• methods: numerical;
  • methods: statistical;
  • galaxies: evolution;
  • galaxies: formation;
  • galaxies: luminosity function, mass function


We conduct Bayesian model inferences from the observed K-band luminosity function of galaxies in the local Universe, using the semi-analytic model (SAM) of galaxy formation introduced in Lu et al. The prior distributions for the 14 free parameters include a large range of possible models. We find that some of the free parameters, e.g. the characteristic scales for quenching star formation in both high-mass and low-mass haloes, are already tightly constrained by the single data set. The posterior distribution includes the model parameters adopted in other SAMs.

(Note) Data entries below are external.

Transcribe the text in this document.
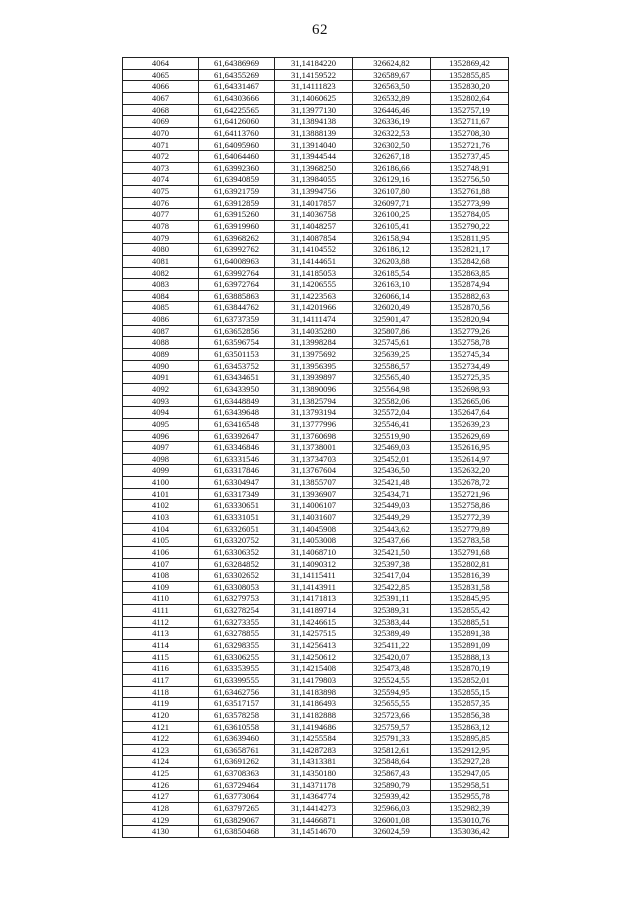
62
4064	61,64386969	31,14184220	326624,82	1352869,42
4065	61,64355269	31,14159522	326589,67	1352855,85
4066	61,64331467	31,14111823	326563,50	1352830,20
4067	61,64303666	31,14060625	326532,89	1352802,64
4068	61,64225565	31,13977130	326446,46	1352757,19
4069	61,64126060	31,13894138	326336,19	1352711,67
4070	61,64113760	31,13888139	326322,53	1352708,30
4071	61,64095960	31,13914040	326302,50	1352721,76
4072	61,64064460	31,13944544	326267,18	1352737,45
4073	61,63992360	31,13968250	326186,66	1352748,91
4074	61,63940859	31,13984055	326129,16	1352756,50
4075	61,63921759	31,13994756	326107,80	1352761,88
4076	61,63912859	31,14017857	326097,71	1352773,99
4077	61,63915260	31,14036758	326100,25	1352784,05
4078	61,63919960	31,14048257	326105,41	1352790,22
4079	61,63968262	31,14087854	326158,94	1352811,95
4080	61,63992762	31,14104552	326186,12	1352821,17
4081	61,64008963	31,14144651	326203,88	1352842,68
4082	61,63992764	31,14185053	326185,54	1352863,85
4083	61,63972764	31,14206555	326163,10	1352874,94
4084	61,63885863	31,14223563	326066,14	1352882,63
4085	61,63844762	31,14201966	326020,49	1352870,56
4086	61,63737359	31,14111474	325901,47	1352820,94
4087	61,63652856	31,14035280	325807,86	1352779,26
4088	61,63596754	31,13998284	325745,61	1352758,78
4089	61,63501153	31,13975692	325639,25	1352745,34
4090	61,63453752	31,13956395	325586,57	1352734,49
4091	61,63434651	31,13939897	325565,40	1352725,35
4092	61,63433950	31,13890096	325564,98	1352698,93
4093	61,63448849	31,13825794	325582,06	1352665,06
4094	61,63439648	31,13793194	325572,04	1352647,64
4095	61,63416548	31,13777996	325546,41	1352639,23
4096	61,63392647	31,13760698	325519,90	1352629,69
4097	61,63346846	31,13738001	325469,03	1352616,95
4098	61,63331546	31,13734703	325452,01	1352614,97
4099	61,63317846	31,13767604	325436,50	1352632,20
4100	61,63304947	31,13855707	325421,48	1352678,72
4101	61,63317349	31,13936907	325434,71	1352721,96
4102	61,63330651	31,14006107	325449,03	1352758,86
4103	61,63331051	31,14031607	325449,29	1352772,39
4104	61,63326051	31,14045908	325443,62	1352779,89
4105	61,63320752	31,14053008	325437,66	1352783,58
4106	61,63306352	31,14068710	325421,50	1352791,68
4107	61,63284852	31,14090312	325397,38	1352802,81
4108	61,63302652	31,14115411	325417,04	1352816,39
4109	61,63308053	31,14143911	325422,85	1352831,58
4110	61,63279753	31,14171813	325391,11	1352845,95
4111	61,63278254	31,14189714	325389,31	1352855,42
4112	61,63273355	31,14246615	325383,44	1352885,51
4113	61,63278855	31,14257515	325389,49	1352891,38
4114	61,63298355	31,14256413	325411,22	1352891,09
4115	61,63306255	31,14250612	325420,07	1352888,13
4116	61,63353955	31,14215408	325473,48	1352870,19
4117	61,63399555	31,14179803	325524,55	1352852,01
4118	61,63462756	31,14183898	325594,95	1352855,15
4119	61,63517157	31,14186493	325655,55	1352857,35
4120	61,63578258	31,14182888	325723,66	1352856,38
4121	61,63610558	31,14194686	325759,57	1352863,12
4122	61,63639460	31,14255584	325791,33	1352895,85
4123	61,63658761	31,14287283	325812,61	1352912,95
4124	61,63691262	31,14313381	325848,64	1352927,28
4125	61,63708363	31,14350180	325867,43	1352947,05
4126	61,63729464	31,14371178	325890,79	1352958,51
4127	61,63773064	31,14364774	325939,42	1352955,78
4128	61,63797265	31,14414273	325966,03	1352982,39
4129	61,63829067	31,14466871	326001,08	1353010,76
4130	61,63850468	31,14514670	326024,59	1353036,42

By marginalizing over the posterior distribution, we make predictions that include the full inferential uncertainties for the colour–magnitude relation, the Tully–Fisher relation, the conditional stellar mass function of galaxies in haloes of different masses, the H i mass function, the redshift evolution of the stellar mass function of galaxies and the global star formation history. Using posterior predictive checking with the available observational results, we find that the model family (i) predicts a Tully–Fisher relation that is curved; (ii) significantly overpredicts the satellite fraction; (iii) vastly overpredicts the H i mass function; (iv) predicts high-z stellar mass functions that have too many low-mass galaxies and too few high-mass ones and (v) predicts a redshift evolution of the stellar mass density and the star formation history that are in moderate disagreement. These results suggest that some important processes are still missing in the current model family, and we discuss a number of possible solutions to solve the discrepancies, such as interactions between galaxies and dark matter haloes, tidal stripping, the bimodal accretion of gas, preheating and a redshift-dependent initial mass function.